F1 TV Pro will be available only in regions where broadcast agreements allow it, such as the United States, France and Germany. It will not be available in the UK, chiefly due to the existing contract with Sky Sports that runs until 2025.

“In the markets where we’ve carved these rights out, we’ve done so with full transparency in the context of our contract agreements, so it won’t be a surprise to any of our partners,” Arthofer said, announcing the arrival of a rival service to broadcasters that have paid millions for the rights to show Formula 1.

“This service gives fans a chance to engage more deeply with the sport and that’s a win for all of the stakeholders around it: sponsors, broadcast partners and the teams of Formula 1 itself.”

Competitive landscape

Asked if F1 TV would compete with the traditional subscription model for broadcasters, Arthofer stressed it was “very much not the case”, rather that it would complement traditional viewing options. For instance, a fan of a particular driver would be able to watch the race live on their television, and use F1 TV to view the same race purely from on-board that driver’s car.

It’s about delivering the really hardcore fans a better service than is currently available on the market

“I think there’s a role for both products,” Arthofer added. “This is what I would call the sort of very super-fan product. It’s about delivering the really hardcore fans a better service than is currently available on the market.”

The high cost of viewing F1 in Britain has made fans particularly interested in F1 TV, albeit that there are no plans to make it available to the UK market. Arthofer stressed F1 would work on geosecurity measures to prevent access to F1 TV via a virtual private network because it was “very important” to protect its broadcasting partners. However, this did not stop Sky slashing the price of access to its dedicated F1 channel from more than £300 to £150 for nine months, just one day after the announcement was made.

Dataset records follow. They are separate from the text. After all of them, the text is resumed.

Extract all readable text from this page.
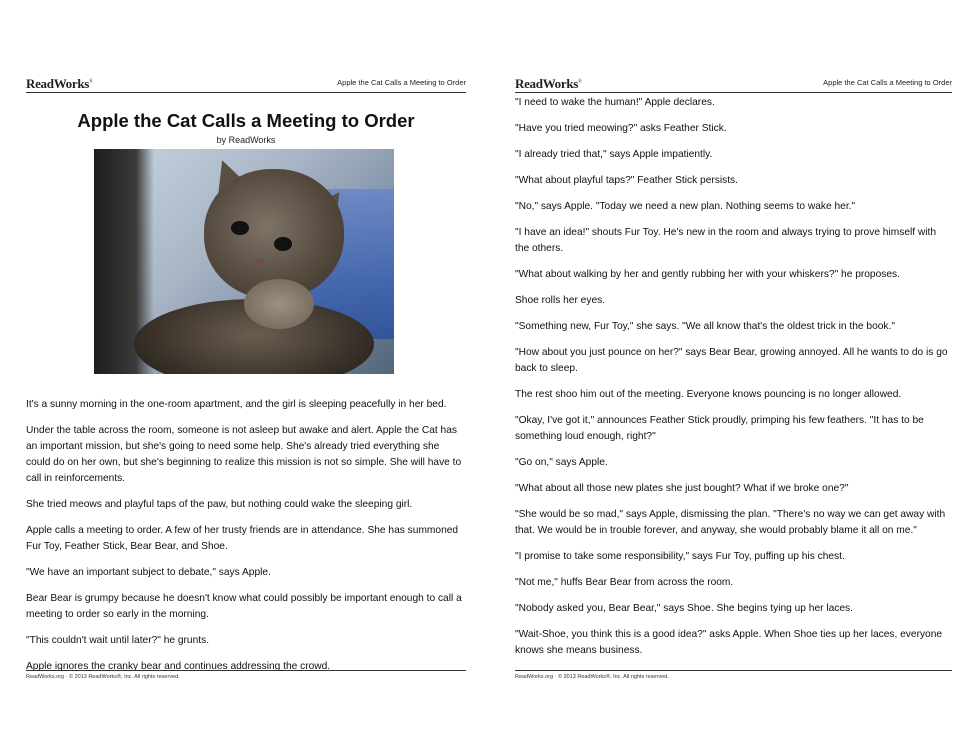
ReadWorks®	Apple the Cat Calls a Meeting to Order
Apple the Cat Calls a Meeting to Order
by ReadWorks

It's a sunny morning in the one-room apartment, and the girl is sleeping peacefully in her bed.

Under the table across the room, someone is not asleep but awake and alert. Apple the Cat has an important mission, but she's going to need some help. She's already tried everything she could do on her own, but she's beginning to realize this mission is not so simple. She will have to call in reinforcements.

She tried meows and playful taps of the paw, but nothing could wake the sleeping girl.

Apple calls a meeting to order. A few of her trusty friends are in attendance. She has summoned Fur Toy, Feather Stick, Bear Bear, and Shoe.

"We have an important subject to debate," says Apple.

Bear Bear is grumpy because he doesn't know what could possibly be important enough to call a meeting to order so early in the morning.

"This couldn't wait until later?" he grunts.

Apple ignores the cranky bear and continues addressing the crowd.

ReadWorks.org · © 2013 ReadWorks®, Inc. All rights reserved.
ReadWorks®	Apple the Cat Calls a Meeting to Order

"I need to wake the human!" Apple declares.

"Have you tried meowing?" asks Feather Stick.

"I already tried that," says Apple impatiently.

"What about playful taps?" Feather Stick persists.

"No," says Apple. "Today we need a new plan. Nothing seems to wake her."

"I have an idea!" shouts Fur Toy. He's new in the room and always trying to prove himself with the others.

"What about walking by her and gently rubbing her with your whiskers?" he proposes.

Shoe rolls her eyes.

"Something new, Fur Toy," she says. "We all know that's the oldest trick in the book."

"How about you just pounce on her?" says Bear Bear, growing annoyed. All he wants to do is go back to sleep.

The rest shoo him out of the meeting. Everyone knows pouncing is no longer allowed.

"Okay, I've got it," announces Feather Stick proudly, primping his few feathers. "It has to be something loud enough, right?"

"Go on," says Apple.

"What about all those new plates she just bought? What if we broke one?"

"She would be so mad," says Apple, dismissing the plan. "There's no way we can get away with that. We would be in trouble forever, and anyway, she would probably blame it all on me."

"I promise to take some responsibility," says Fur Toy, puffing up his chest.

"Not me," huffs Bear Bear from across the room.

"Nobody asked you, Bear Bear," says Shoe. She begins tying up her laces.

"Wait-Shoe, you think this is a good idea?" asks Apple. When Shoe ties up her laces, everyone knows she means business.

ReadWorks.org · © 2013 ReadWorks®, Inc. All rights reserved.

The new normal in sports broadcasting

F1’s shift to an over-the-top streaming service follows in the footsteps of other sports leagues and franchises. In the US, the National Basketball Association and the National Football League have offered successful packages to fans online in tandem with broadcast partners, making the two-year deal with ESPN a litmus test for how the two services will go hand in hand for F1.

“While this is quite new in Formula 1, this is not new to the world of sport,” Arthofer said. “I think there are a number of existing test cases out there that serve as a relevant example for us. But I think the US is a good market for us to explore and learn how successful we’ll be there.

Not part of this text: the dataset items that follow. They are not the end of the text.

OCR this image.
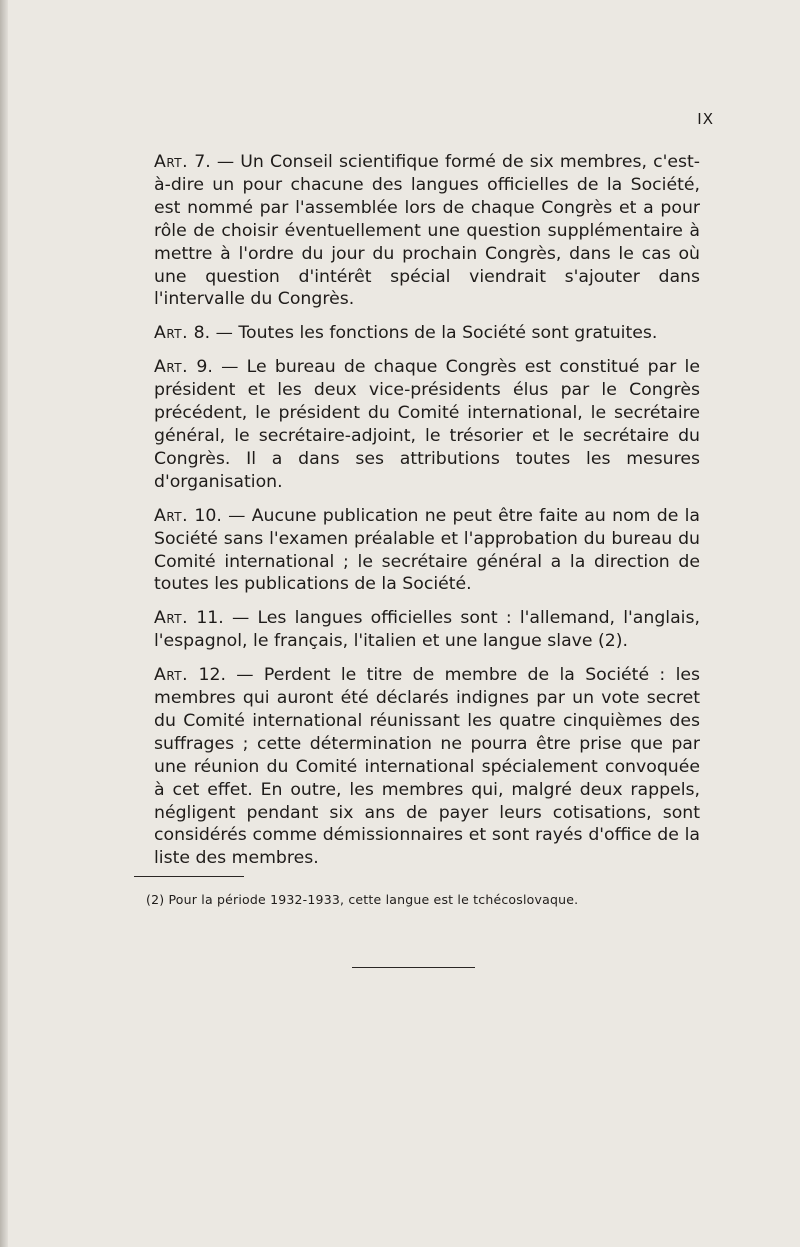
IX

Art. 7. — Un Conseil scientifique formé de six membres, c'est-à-dire un pour chacune des langues officielles de la Société, est nommé par l'assemblée lors de chaque Congrès et a pour rôle de choisir éventuellement une question supplémentaire à mettre à l'ordre du jour du prochain Congrès, dans le cas où une question d'intérêt spécial viendrait s'ajouter dans l'intervalle du Congrès.

Art. 8. — Toutes les fonctions de la Société sont gratuites.

Art. 9. — Le bureau de chaque Congrès est constitué par le président et les deux vice-présidents élus par le Congrès précédent, le président du Comité international, le secrétaire général, le secrétaire-adjoint, le trésorier et le secrétaire du Congrès. Il a dans ses attributions toutes les mesures d'organisation.

Art. 10. — Aucune publication ne peut être faite au nom de la Société sans l'examen préalable et l'approbation du bureau du Comité international ; le secrétaire général a la direction de toutes les publications de la Société.

Art. 11. — Les langues officielles sont : l'allemand, l'anglais, l'espagnol, le français, l'italien et une langue slave (2).

Art. 12. — Perdent le titre de membre de la Société : les membres qui auront été déclarés indignes par un vote secret du Comité international réunissant les quatre cinquièmes des suffrages ; cette détermination ne pourra être prise que par une réunion du Comité international spécialement convoquée à cet effet. En outre, les membres qui, malgré deux rappels, négligent pendant six ans de payer leurs cotisations, sont considérés comme démissionnaires et sont rayés d'office de la liste des membres.

(2) Pour la période 1932-1933, cette langue est le tchécoslovaque.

“I think the world of online streaming is evolving so quickly that building a great product that’s very stable is a win. This is not lip service, it’s truly about delivering a great service for the fans this year.”

After so many years without changing its broadcast model, the challenge for F1 will be not only to make the new OTT service work, but also to reverse the decline in viewership. Offering directly to fans without forcing them to commit to a subscription service should prove popular, but with broadcast fees being a key source of F1 revenue, a fine balance needs to be struck.

We have around 500 million F1 fans in the world, about 5 per cent of the world’s population

While Arthofer was unwilling to set a fixed viewership target, the figures discussed were impressive.

“By our estimates we have around 500 million F1 fans in the world, about 5 per cent of the world’s population, which is quite a number,” he said. “If even, conservatively, 1 per cent of that customer base is a super-avid hardcore fan, that’s a five million addressable audience to sell that product to who would potentially be willing to pay the incremental fee to access what really is the best way to watch F1 in the market.”

If five million fans signed up to F1 Pro, priced at $100 per year, that would bring in additional revenue of $500 million – roughly equivalent to the value of F1’s current broadcast agreements combined. The potential is massive, and definitely attractive to teams, which would be in line for increased payouts were revenues to rise.

F1 TV launched on March 22 via desktop, three days before the start of the season in Australia.